"Heroes don't have to be public figures of any kind. Heroes are right in your family. There's amazing stories in all of our families, you just have to ask, 'and then what happened?'"
700 Sundays by Billy Crystal. I heard from a couple different websites that this book was funny, and since I enjoy a funny book, when I saw it for $3 at Big Lots I decided to give it a shot. While it wasn't the funniest book I'd ever read, it was humorous, but more than that it was sad and surprising and heartwarming all at the same time. Billy Crystal's childhood spent around famous jazz musicians was something I was very surprised to learn about. I mean, Billie Holiday took him to his first movie and he watched a Yankees game from Louis Armstrong's seats at Yankee Stadium, really now. It was heartbreaking reading about how he lost his father when he was a teenager, but encouraging how his family dealt with it. It's definitely a book that shows you the importance of family and that's what I loved most about it.
"Irenka, my dear girl, war makes men animals. You must not let this ruin your life. God has plans for you. He did not let you die. God has plans for you."
In My Hands: Memories of a Holocaust Rescuer by Irene Gut Opdyke. I must state that Holocaust memoirs are my favorite books to read. Not that the subject matter, or reading about people dying, is one of my favorite things to read about, but I find them infinitely interesting. I am so intrigued by World War II and the unthinkable things people went through, and the amazing stories that came from it. I feel that these people's stories deserve to be heard, and even though they are extremely upsetting, you can always take away the strength and courage of the human spirit that these people show.

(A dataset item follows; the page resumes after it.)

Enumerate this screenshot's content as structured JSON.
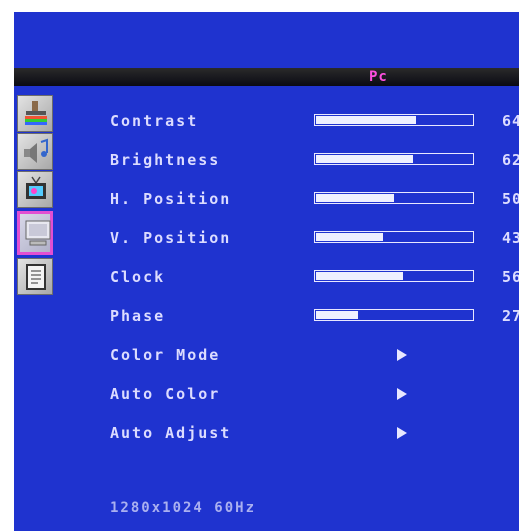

Other than just reading memoirs about the war, I like reading different perspectives of it. This one was a Polish Catholic girl's story. It spans from ages 17 to 23 and the many, many events that happened during those years. From being imprisoned by the Russians, to being Forced to work for the Nazis to risking her life to help a dozen Jews escape execution, this book will astonish you. I found myself laying in bed, unable to sleep because I needed to know what happened next and before I knew it, the lamp on my nightstand was on and the book was in my hands. I talked to everyone I knew about it after I was done reading it. It is simply amazing what one person went through and the strength and determination she had to make a difference. It is truly inspiring. I cannot recommend it enough.
"Perhaps there is some secret sort of homing instinct in books that brings them to their perfect readers. How delightful if that were true."
The Guernsey Literary and Potato Peel Pie Society by Annie Barrows and Mary Ann Shaffer. While I stated above that my favorite books to read are Holocaust memoirs, I had no idea this was going to be (but not really) a Holocaust fictional book. I actually bought it not knowing what it was about or what to expect. It's a book made up entirely of fictional letters between numerous different characters. From an author to her publisher to her best friend and ultimately to the members of a literary society on the island of Guernsey in England that formed during The Occupation. It takes place after the war, in 1945, when the Nazi no longer had control over the island. At first it was a bit confusing trying to keep all the characters straight and remember who the letter was being written to, and written by but after awhile everything kind of straightens out.
While I love the idea of it being about books and literature and the war and that it's entirely made up of letters, the book just kind of fell flat. It didn't really seem believable, and it read like a movie to which you could predict the ending. It was entertaining, but when I read about the war and the people in it, I'd rather it be true.
Did you read anything good in January?